Mr. Slavitt also appears to think tweets disappear.  He issued one today claiming his advice had something to do with the southern and southwestern states doing a better job handling their case wave, far better than Cuomo, who Slavitt has slavishly butt-kissed for having a per capita death rate three times the national average.  Unfortunately for Andy, the anti-Andy gang quickly found his doomsday tweets from the time, all of which weren’t close to the actual outcome.  And it became an occasion for the twitter mob to remind Andy that just a few weeks ago he predicted such apocalyptic  doom that he was recommending a complete lockdown with everyone banned to their houses, no excuses, no interstate travel permitted, and so on.  Of course, we should all hope Andy keeps tweeting because he is like a magic charm, as soon as he predicts doom, things show a dramatic improvement.

But the good Prof.

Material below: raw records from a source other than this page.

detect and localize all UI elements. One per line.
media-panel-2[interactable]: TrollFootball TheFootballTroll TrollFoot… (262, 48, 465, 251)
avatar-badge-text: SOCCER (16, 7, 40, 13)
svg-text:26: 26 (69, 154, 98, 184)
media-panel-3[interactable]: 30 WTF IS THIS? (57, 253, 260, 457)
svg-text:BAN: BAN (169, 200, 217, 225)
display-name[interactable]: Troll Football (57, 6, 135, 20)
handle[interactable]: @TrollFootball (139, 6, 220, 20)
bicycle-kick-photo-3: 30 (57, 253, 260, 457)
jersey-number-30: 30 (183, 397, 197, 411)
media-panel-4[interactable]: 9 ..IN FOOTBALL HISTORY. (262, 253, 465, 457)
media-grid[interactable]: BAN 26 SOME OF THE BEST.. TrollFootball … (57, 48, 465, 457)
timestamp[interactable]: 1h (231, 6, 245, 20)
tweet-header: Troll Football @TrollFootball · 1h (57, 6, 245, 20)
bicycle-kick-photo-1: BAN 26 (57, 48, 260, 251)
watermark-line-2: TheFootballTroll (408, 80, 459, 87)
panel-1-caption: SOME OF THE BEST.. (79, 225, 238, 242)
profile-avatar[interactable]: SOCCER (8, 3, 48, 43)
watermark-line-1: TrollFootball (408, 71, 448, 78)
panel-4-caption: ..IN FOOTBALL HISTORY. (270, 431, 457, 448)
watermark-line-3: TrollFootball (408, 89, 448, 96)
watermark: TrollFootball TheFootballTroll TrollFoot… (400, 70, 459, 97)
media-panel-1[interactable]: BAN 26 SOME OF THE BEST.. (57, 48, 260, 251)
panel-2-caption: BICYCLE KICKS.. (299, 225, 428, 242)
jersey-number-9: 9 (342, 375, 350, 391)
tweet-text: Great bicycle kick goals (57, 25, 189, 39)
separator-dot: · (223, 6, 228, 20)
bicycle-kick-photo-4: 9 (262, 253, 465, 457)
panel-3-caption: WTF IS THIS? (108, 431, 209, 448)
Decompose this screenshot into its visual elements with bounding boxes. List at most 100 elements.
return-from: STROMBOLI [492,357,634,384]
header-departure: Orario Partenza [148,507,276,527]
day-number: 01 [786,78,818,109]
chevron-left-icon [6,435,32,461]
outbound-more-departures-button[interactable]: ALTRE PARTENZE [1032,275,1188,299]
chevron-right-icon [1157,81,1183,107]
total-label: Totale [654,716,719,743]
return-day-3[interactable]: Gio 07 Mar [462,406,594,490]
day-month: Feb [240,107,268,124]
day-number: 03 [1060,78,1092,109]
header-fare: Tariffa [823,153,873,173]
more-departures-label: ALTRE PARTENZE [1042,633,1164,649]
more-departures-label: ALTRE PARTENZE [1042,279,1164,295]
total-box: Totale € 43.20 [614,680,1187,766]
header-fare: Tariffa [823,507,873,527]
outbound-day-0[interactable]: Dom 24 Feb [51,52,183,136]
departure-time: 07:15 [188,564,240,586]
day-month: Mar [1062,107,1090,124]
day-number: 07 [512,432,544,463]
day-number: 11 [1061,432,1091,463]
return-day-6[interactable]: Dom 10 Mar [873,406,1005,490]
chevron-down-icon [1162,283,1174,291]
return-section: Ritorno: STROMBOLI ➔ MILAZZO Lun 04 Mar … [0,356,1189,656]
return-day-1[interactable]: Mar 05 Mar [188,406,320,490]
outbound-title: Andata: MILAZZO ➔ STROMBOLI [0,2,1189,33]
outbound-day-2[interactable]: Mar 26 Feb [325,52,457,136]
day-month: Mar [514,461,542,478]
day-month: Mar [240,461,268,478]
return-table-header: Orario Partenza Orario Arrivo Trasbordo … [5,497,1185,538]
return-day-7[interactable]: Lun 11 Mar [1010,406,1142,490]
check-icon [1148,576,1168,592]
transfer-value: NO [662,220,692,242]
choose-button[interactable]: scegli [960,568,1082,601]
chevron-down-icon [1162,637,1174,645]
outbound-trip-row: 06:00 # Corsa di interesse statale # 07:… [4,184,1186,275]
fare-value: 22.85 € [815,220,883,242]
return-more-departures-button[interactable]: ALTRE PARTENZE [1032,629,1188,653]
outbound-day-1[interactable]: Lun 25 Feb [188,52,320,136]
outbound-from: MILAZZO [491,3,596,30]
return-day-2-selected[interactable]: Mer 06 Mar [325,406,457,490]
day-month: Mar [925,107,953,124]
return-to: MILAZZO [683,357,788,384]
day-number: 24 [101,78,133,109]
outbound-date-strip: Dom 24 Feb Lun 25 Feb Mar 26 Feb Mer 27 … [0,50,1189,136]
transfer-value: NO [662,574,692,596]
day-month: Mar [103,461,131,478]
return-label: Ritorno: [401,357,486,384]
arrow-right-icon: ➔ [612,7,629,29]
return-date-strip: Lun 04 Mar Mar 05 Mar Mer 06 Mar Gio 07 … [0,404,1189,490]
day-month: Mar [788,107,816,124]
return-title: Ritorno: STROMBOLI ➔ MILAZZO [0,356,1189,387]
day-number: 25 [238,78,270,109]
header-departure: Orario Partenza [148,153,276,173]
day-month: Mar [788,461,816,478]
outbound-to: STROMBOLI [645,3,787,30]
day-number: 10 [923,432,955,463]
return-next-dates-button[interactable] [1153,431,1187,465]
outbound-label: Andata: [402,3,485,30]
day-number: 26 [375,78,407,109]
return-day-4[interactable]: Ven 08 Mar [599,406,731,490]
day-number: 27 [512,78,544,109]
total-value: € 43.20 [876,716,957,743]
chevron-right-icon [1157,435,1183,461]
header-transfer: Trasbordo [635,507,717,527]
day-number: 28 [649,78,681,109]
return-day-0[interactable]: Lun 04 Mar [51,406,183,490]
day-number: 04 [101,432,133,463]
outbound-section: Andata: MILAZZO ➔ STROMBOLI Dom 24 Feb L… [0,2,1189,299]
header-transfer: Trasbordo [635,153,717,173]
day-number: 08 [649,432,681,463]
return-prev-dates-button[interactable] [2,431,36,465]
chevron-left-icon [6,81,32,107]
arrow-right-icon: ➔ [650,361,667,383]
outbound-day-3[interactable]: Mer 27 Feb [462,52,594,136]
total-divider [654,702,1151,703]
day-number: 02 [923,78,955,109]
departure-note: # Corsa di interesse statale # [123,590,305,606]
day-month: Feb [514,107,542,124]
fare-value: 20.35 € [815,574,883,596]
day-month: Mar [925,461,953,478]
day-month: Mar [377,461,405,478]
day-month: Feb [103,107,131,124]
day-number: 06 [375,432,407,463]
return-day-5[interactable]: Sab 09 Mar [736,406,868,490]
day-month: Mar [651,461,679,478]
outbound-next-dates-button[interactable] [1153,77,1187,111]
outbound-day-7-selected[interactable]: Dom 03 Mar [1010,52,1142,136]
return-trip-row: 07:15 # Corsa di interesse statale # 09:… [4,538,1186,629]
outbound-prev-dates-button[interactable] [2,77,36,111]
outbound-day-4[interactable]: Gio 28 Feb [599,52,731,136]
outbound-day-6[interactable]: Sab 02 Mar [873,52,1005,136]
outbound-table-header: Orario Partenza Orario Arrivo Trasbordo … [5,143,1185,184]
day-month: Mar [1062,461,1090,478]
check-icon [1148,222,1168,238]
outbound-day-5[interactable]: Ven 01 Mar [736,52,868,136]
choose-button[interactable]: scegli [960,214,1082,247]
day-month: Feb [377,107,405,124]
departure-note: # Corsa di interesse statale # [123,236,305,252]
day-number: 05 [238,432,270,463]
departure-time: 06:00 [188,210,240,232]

Osterholm, who is apparently a shell of his former self, has set a high bar.  First, he was a primary advisor on the Minnesota model, which at this point can only be viewed as an attempt by the Onion to do a parody on epidemic models.  He has consistently forecast the most extreme case and mortality outcomes, seemingly forgetting basic epidemiologic principals.  And he has constantly called for complete lockdowns, even when it should be apparent to an expert epidemiologist what the shape of the pandemic is and that the worst has likely passed.  And he most recently spread intense fear rearding the Sturgis rally, claiming it would be a national catastrophe.  Not quite panning out that way.  Time for the good Professor to retire to his easy chair, pipe in hand, and stare vacantly into a cozy fire while listening to his beloved Minnesota Twins.

But these are the experts we should listen to in deciding policy.